Weaver exemplified her appetite for math in crescendo, “It’s probably the most rewarding discipline I’ve ever experienced – like, you don’t understand it, you don’t understand it, you don’t understand it and once you finally understand it…” she exhaled, “and there is so much joy. It’s so great.”
She laughed while recalling her delight during math competitions in elementary school. She shook her head side-to-side in amusement while compiling the checklist of engineer-like activities that occupied her youth.
Weaver was a young teenager when she attended engineering camp. As she said this, her voice dropped slightly and softened as she reminisced about the mentorship she received and the passion of women in the field. She aggregated toward others who craved creative solutions.
She entered college with a major in environmental engineering, but soon realized chemistry was not her strength. Not one to retreat, Weaver regrouped and redirected her efforts into civil engineering, stating she was “still super passionate about the environment and trying to figure out how to fit all these passions together.”
In 2011, she managed to put the pieces together. Like the puzzles from her childhood, the image of her future became clear during a visit to New Orleans, six years after Hurricane Katrina.
“Hearing about the levee that broke there, the damage, the loss of life…” she trailed off. “It just all seemed to be so preventable.”
Weaver again found a problem that needed solving. She said she decided water was going to be where she poured her skills and talents.
After graduating, she worked for a private company before pursuing her graduate degree in a water resources and engineering program.
With only a credit left to finish her degree, she took a mission trip to Mozambique. Initially, the excursion to Africa derailed completion and she said she began to question her decisions.

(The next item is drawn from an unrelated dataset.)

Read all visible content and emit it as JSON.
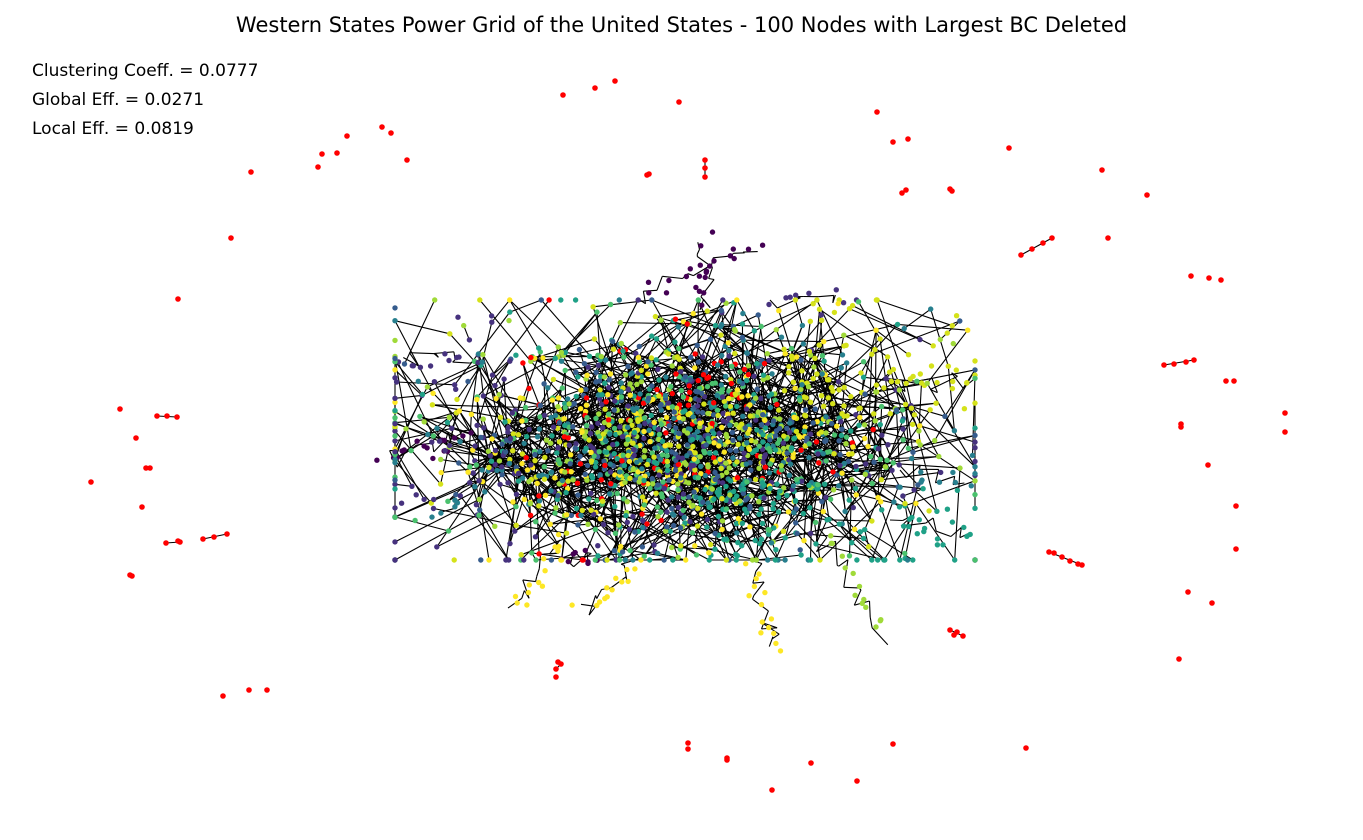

But that uncertainty vanquished when she, once again, obeyed her inclinations.
“I felt like I was so far removed from school and the pressures of American life,” she said. “But my heart was still like, ‘No. I still want to do something with engineering and something with water.’”
At this point in our conversation, I constructed a – albeit weak – hypothesis as to why I sensed the bond between her and the children that day last year: There are creative kids who want to produce art; there are athletic kids who seek sports; and maybe, there are the engineering kids who want to problem-solve.
And if that’s the case, people like Weaver would be their inspiration, just like her grandfather and the women at engineering camp were to her.
Someone like Weaver, I felt, will always be looking for the next mountain – or ocean – to conquer. I was curious about her next endeavor and asked. In her response, she returned to that day at the competition.
“I want to do that again,” she said.
“Real-life application of STEM, even at a young age, would benefit so many children,” she added with conviction. “If we help children find their skills, talents and gifts, it could help them also find their passion. And once they do that, know what they love, they’ll be able to answer that question, ‘What do you want to do with your life?’”
She said she intends on working with the district’s outreach program to meet this goal.
So, Weaver – the lively problem-solver – has decided that similar to those in her own childhood, she’s going to help encourage a thirst for science, technology, engineering and math. And like her path to engineering, if she’s following her heart, there’s no way to mess up that plan.